Se a lei define o que é dolo, não compete à jurisprudência ampliar seu alcance sem critérios claros. Seria, em verdade, violação aos princípios da legalidade e da segurança jurídica, disfarçada de adorno teórico e discussão contemporânea.
Todavia, emprestando conceitos humanísticos (Neto, p. 36), parece acertar a postura do ‘Juiz Hermes’, aplicador de garantias constitucionais, que anseia compreender o complexo mundo em que vivemos para, a partir do direito, com suas instituições e normas, buscar o discurso jurídico possível capaz de legitimar o direito, mas também de responder aos anseios da sociedade.
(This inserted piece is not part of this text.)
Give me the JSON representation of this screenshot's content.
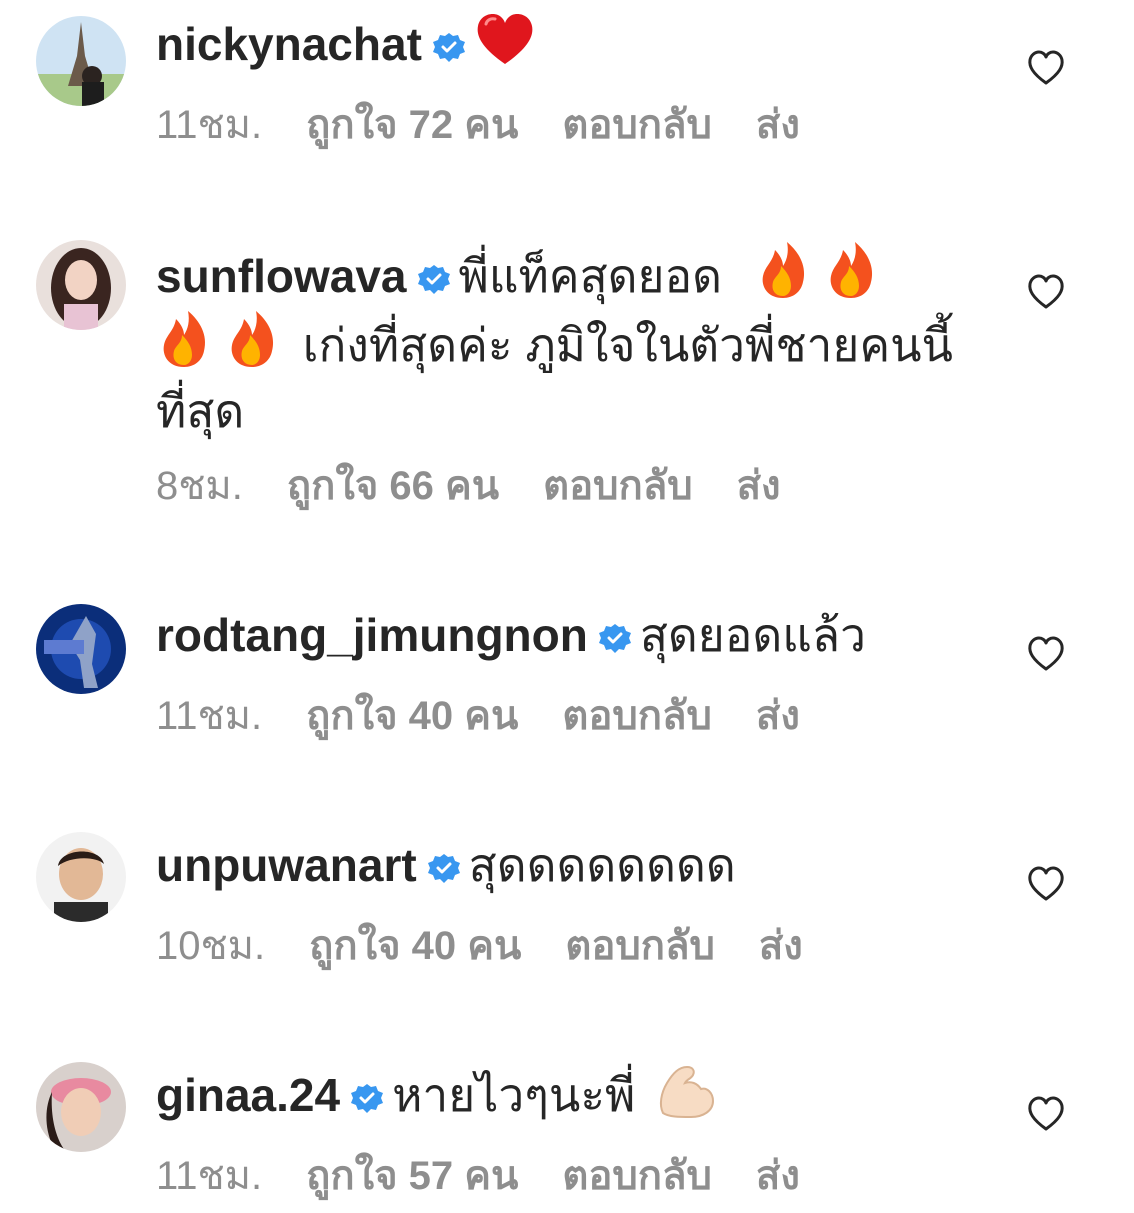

Falta oxigênio para definir esses anseios. O embate gira em torno do risco da subjetividade nas decisões, sobretudo quando no polo passivo houver classe marginalizada, representando a segregação social e reforçando as desigualdades historicamente construídas. Considerar como possível a hipótese de aplicação de uma teoria que envolve das mais importantes partes de um crime (elemento subjetivo), de forma pouco balizada, partindo-se de critérios abstratos, é temeroso. Inseguro permitir a discricionariedade indiscriminada; e utopia não acreditar que ela existe.
Bibliografia
BATISTA, Nilo; ALAGIA, Alejandro; SLOKAR, Alejandro. Direito Penal Brasileiro II. Rio de Janeiro: Revan, 2010.
CACICEDO, Patrick Lemos. Ideologia e Direito Penal. Tese (Doutorado). Faculdade de Direito, Universidade de São Paulo, São Paulo, 2019.
LUCCHESI, Guilherme Brenner. Punindo a culpa como dolo – o uso da cegueira deliberada no Brasil. São Paulo: Marcial Pons, 2018.
MORO, Sérgio Fernando. Crimes de lavagem de dinheiro. São Paulo: Saraiva, 2010.
NETO, Bianor Arruda Bezerra. Júpiter, Hércules, Hermes e a Efetivação dos Direitos Sociais: quem são e por que estes juízes decidem de forma tão diversa? Biblioteca da Justiça Federal da Paraíba. Disponível em: <file:///C:/Users/DPGE/Downloads/40-171-1-PB.pdf >. Acesso em: 04 de setembro de 2019.
ROIG, Rodrigo Duque Estrada. Execução Penal. Teoria Crítica. São Paulo: Saraiva, 2018.